San Francisco has rebuilt herself seven times after fire lay her in ruin. During the Gold Rush, the town was devastated by six great fires, each of which almost wiped it out of existence!
Until 1866, the retrievers of valuable property and saviors of those caught in the midst of smoke and flame were a hardy band of volunteers-men who, arm-in-arm, hand-pulled wagons full of water up the hills to the rising flames lighting beam and canvas, and became Heroes for a makeshift community. Racing to blazes in early San Francisco, firemen cleared the streets ahead with ringing bells and clattering noise makers. Their acts of courage were the stuff of legend! Their brawn and bravado set many a woman to swoon, while at least one made a career out of chasing the engines as they sped toward the flame.
San Francisco's trials by fire inspired inventions by Fire Department Maintenance Shop Supervisors. Use of the Hayes Aerial Ladder (1868) and the Gorter Nozzle (1886) spread to fire departments throughout the world.
By 1906, San Francisco had grown into a city that was the pride of a nation - Crown Jewel of the Pacific! Her port called all cultures and trade, in her financial center beat the heart of Western commerce.
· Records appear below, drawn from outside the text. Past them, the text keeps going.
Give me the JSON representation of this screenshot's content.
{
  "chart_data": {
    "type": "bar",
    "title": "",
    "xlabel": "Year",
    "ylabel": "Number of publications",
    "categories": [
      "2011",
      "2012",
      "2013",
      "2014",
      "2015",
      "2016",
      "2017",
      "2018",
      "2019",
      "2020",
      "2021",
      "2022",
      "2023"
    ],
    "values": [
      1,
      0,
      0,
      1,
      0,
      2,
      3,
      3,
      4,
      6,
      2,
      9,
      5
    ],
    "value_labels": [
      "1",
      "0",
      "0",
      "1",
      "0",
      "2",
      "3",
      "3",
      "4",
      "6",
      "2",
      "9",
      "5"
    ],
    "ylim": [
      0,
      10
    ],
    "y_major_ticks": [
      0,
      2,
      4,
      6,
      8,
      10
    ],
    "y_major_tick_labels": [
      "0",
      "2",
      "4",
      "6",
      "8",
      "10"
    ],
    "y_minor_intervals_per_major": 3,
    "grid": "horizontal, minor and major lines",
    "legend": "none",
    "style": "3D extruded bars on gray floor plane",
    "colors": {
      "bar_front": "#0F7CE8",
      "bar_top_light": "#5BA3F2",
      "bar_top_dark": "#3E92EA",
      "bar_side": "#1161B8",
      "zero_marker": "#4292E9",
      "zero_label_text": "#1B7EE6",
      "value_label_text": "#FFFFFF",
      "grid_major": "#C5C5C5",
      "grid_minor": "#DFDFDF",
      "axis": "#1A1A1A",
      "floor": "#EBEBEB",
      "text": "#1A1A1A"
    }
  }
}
Her people felt cultured and proud and showed off their fortunes in tastes of Queen Victoria and gold leaf.
At 5:12 AM on April 18, 1906, the greatest natural catastrophe in the history of the United States shook San Francisco to its knees. The fire that ensued wiped most human artifact from her face. But San Francisco's symbol is that of a Phoenix which rises from the ashes always to be reborn. Without water to extinguish the flames, (water mains were broken), her firefighters wedged wagons pulled by trusty steeds throughout a city of rubble and fought the flames with ax and dynamite. For three days they battled the blaze and delivered the living to safety. Refugees of the Golden City gazed from the hilltops in disbelief as the fire quelled in the hands of their consummate heroes.